# Cutting oak and pine



## bigone5500 (Feb 9, 2014)

When cutting these two types of wood with a router, should one use different speeds with the same bit or does it matter? I know oak is harder than yellow pine but I don't know if it makes a difference to the cutter.


----------



## RobinDobbie (Jan 31, 2013)

You want to go as slow as you can without getting a rough cut. 

_"The bottom line is this: run your router at the lowest RPM that delivers clean results at a comfortable feed rate. If you get good results at one speed, try again 1000 RPM slower. When cut quality declines, you just identified optimum RPM as the next higher speed."_


----------



## del schisler (Nov 5, 2009)

bigone5500 said:


> When cutting these two types of wood with a router, should one use different speeds with the same bit or does it matter? I know oak is harder than yellow pine but I don't know if it makes a difference to the cutter.
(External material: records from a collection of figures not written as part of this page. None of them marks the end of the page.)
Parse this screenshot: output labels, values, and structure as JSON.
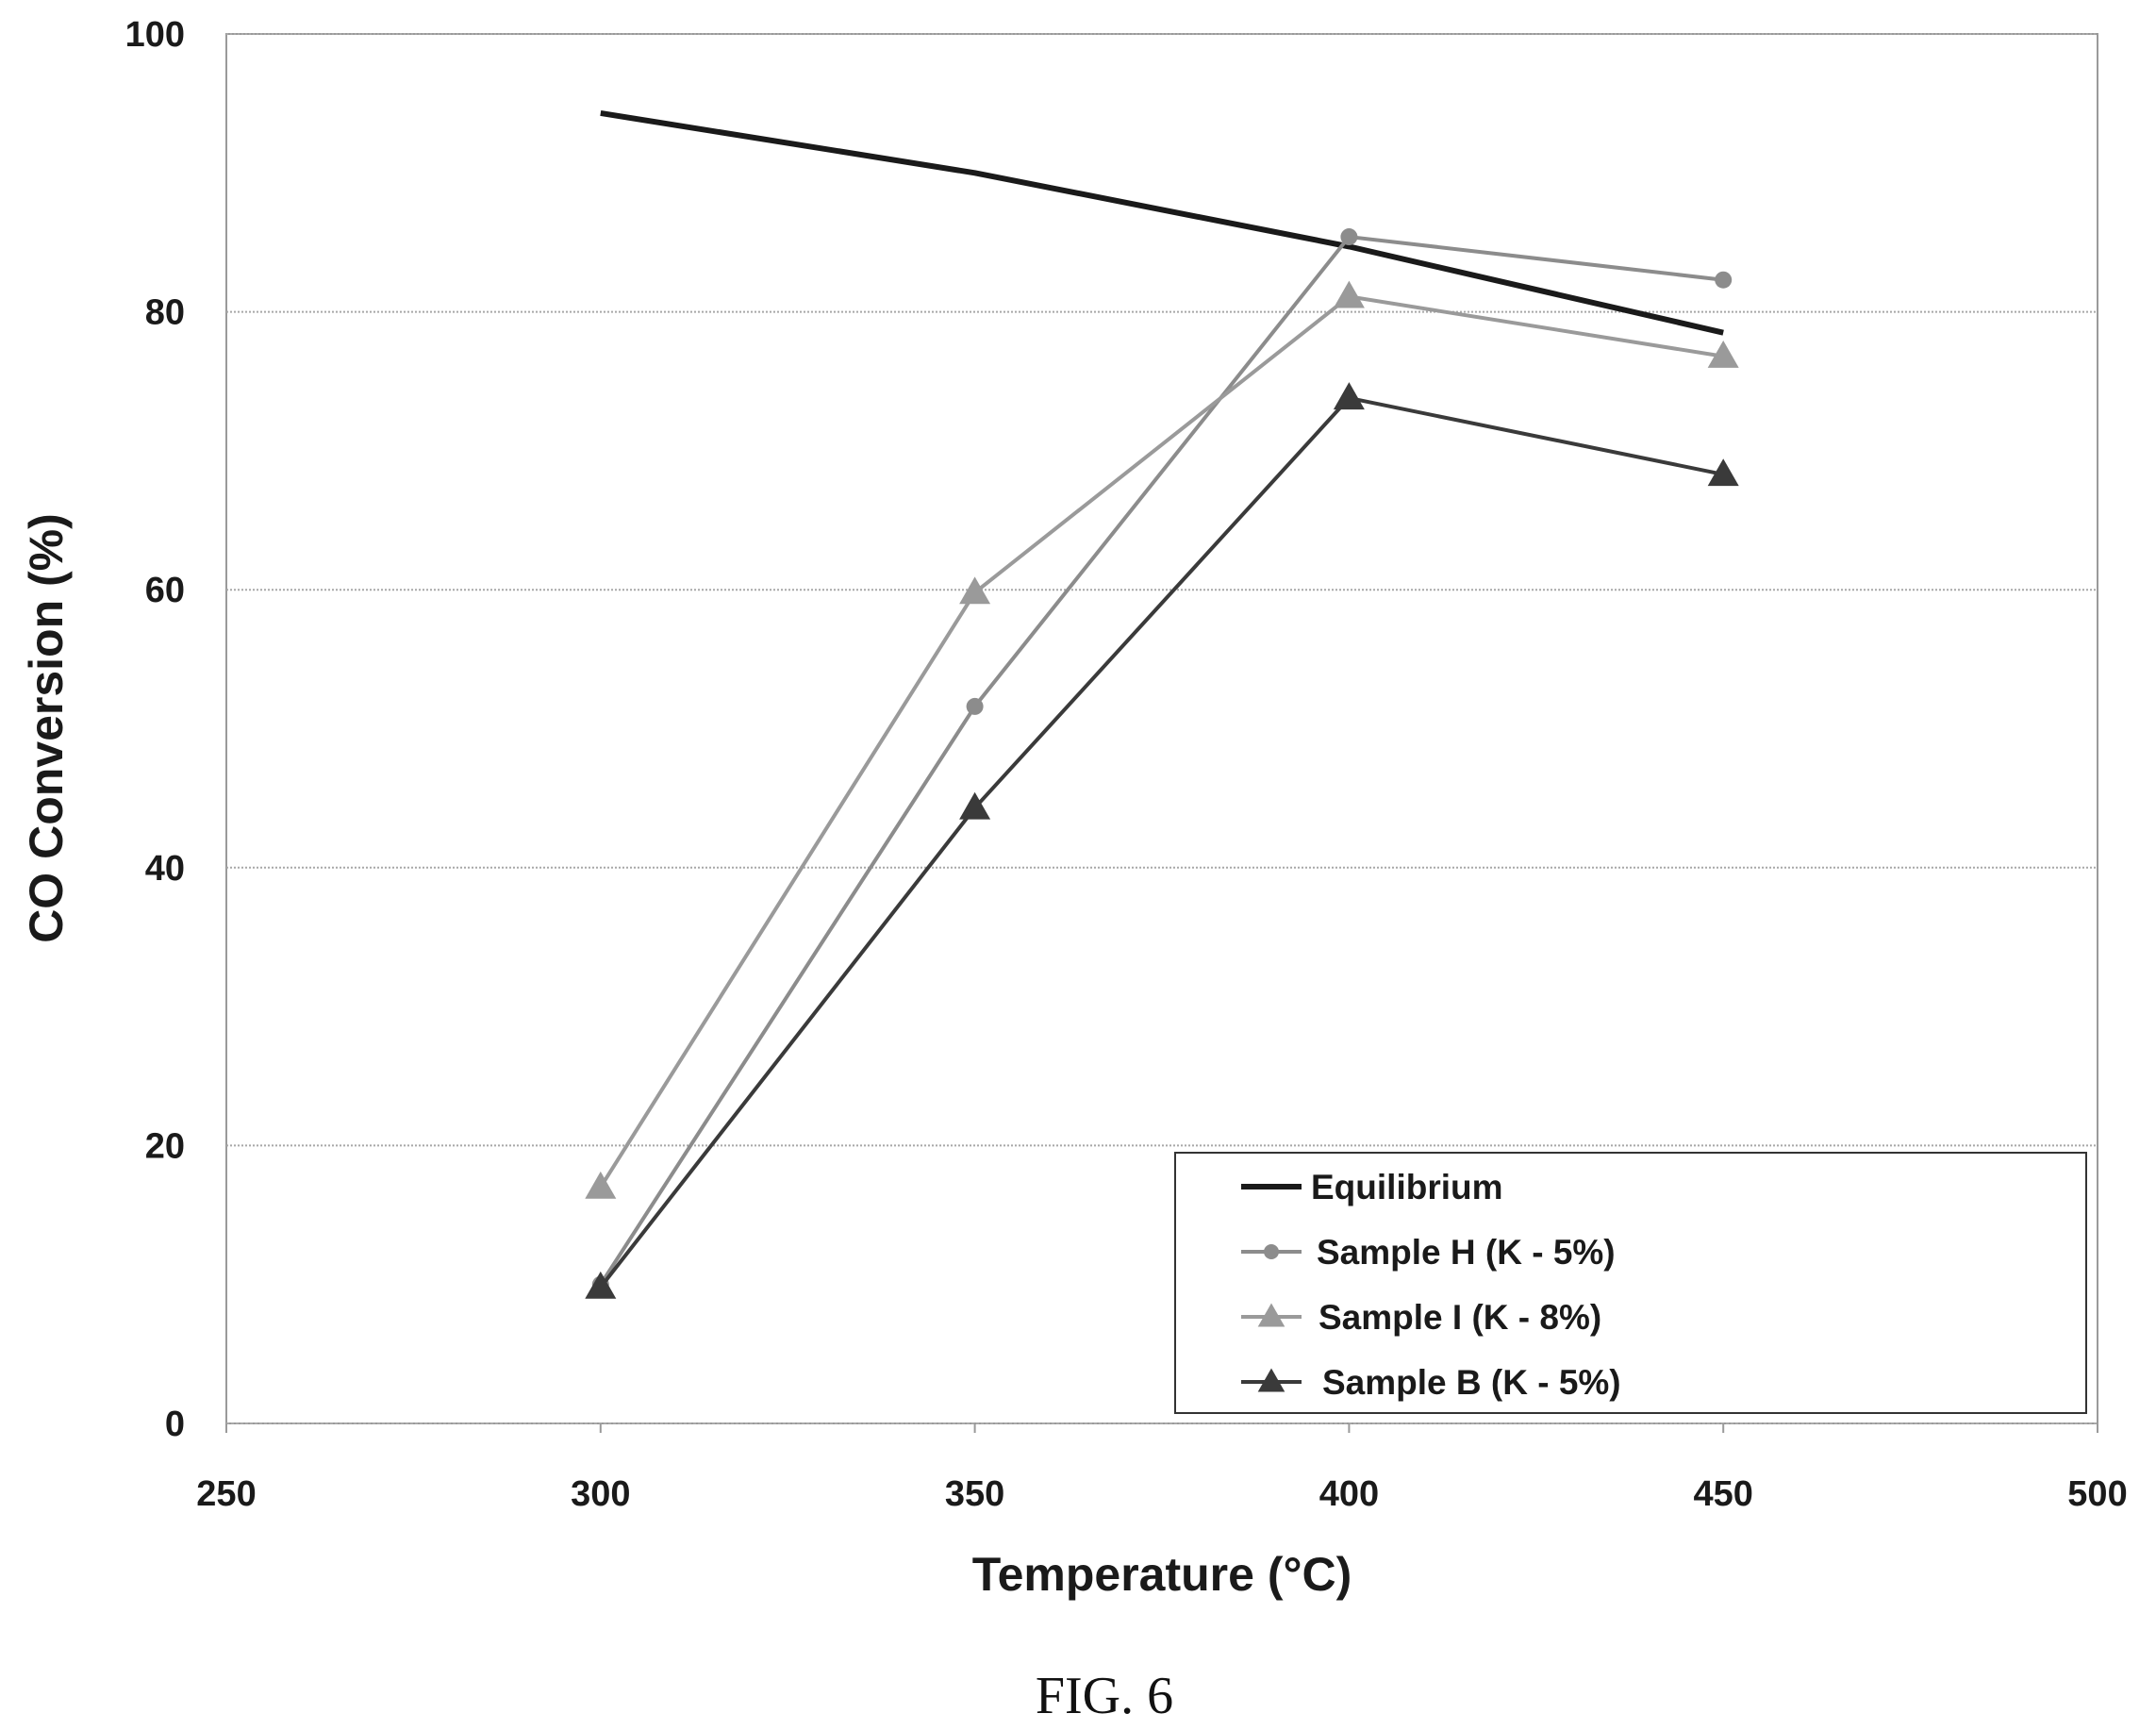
{
  "chart_data": {
    "type": "line",
    "xlabel": "Temperature (°C)",
    "ylabel": "CO Conversion (%)",
    "xlim": [
      250,
      500
    ],
    "ylim": [
      0,
      100
    ],
    "xticks": [
      "250",
      "300",
      "350",
      "400",
      "450",
      "500"
    ],
    "yticks": [
      "0",
      "20",
      "40",
      "60",
      "80",
      "100"
    ],
    "grid": "horizontal",
    "legend_position": "bottom-right",
    "series": [
      {
        "name": "Equilibrium",
        "x": [
          300,
          350,
          400,
          450
        ],
        "y": [
          94.3,
          90.0,
          84.7,
          78.5
        ],
        "color": "#1a1a1a",
        "marker": "none"
      },
      {
        "name": "Sample H (K - 5%)",
        "x": [
          300,
          350,
          400,
          450
        ],
        "y": [
          10.0,
          51.6,
          85.4,
          82.3
        ],
        "color": "#8c8c8c",
        "marker": "circle"
      },
      {
        "name": "Sample I (K - 8%)",
        "x": [
          300,
          350,
          400,
          450
        ],
        "y": [
          17.0,
          59.8,
          81.1,
          76.8
        ],
        "color": "#9a9a9a",
        "marker": "triangle"
      },
      {
        "name": "Sample B (K - 5%)",
        "x": [
          300,
          350,
          400,
          450
        ],
        "y": [
          9.8,
          44.3,
          73.8,
          68.3
        ],
        "color": "#3a3a3a",
        "marker": "triangle"
      }
    ]
  },
  "caption": "FIG. 6"
}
when cutting pine get ready to clean the bit, the gum in the pine will build up on the bit, you will see, i used pine once and never again, i know you can get good item's out of it , but i will pass on pine good luck as far as speed change i didn't slow down on eather wood


----------



## bigone5500 (Feb 9, 2014)

del schisler said:


> when cutting pine get ready to clean the bit, the gum in the pine will build up on the bit, you will see, i used pine once and never again, i know you can get good item's out of it , but i will pass on pine good luck as far as speed change i didn't slow down on eather wood


I'm with you on the oak. I do like how it looks when finished. However, pine is sooo much cheaper. Cleaning the bit is not really a problem to me...yet. What I am working with at the moment is a bunch of pallet wood.


----------



## BaldEagle2012 (Jan 25, 2012)

Pine pitch builds up so fast on a saw blade, very time consuming to clean, and one time I broke a band saw blade, bc of that, and had just cleaned it the day before. No more pine in my shop unless it is a 2 x 4 for construction.


----------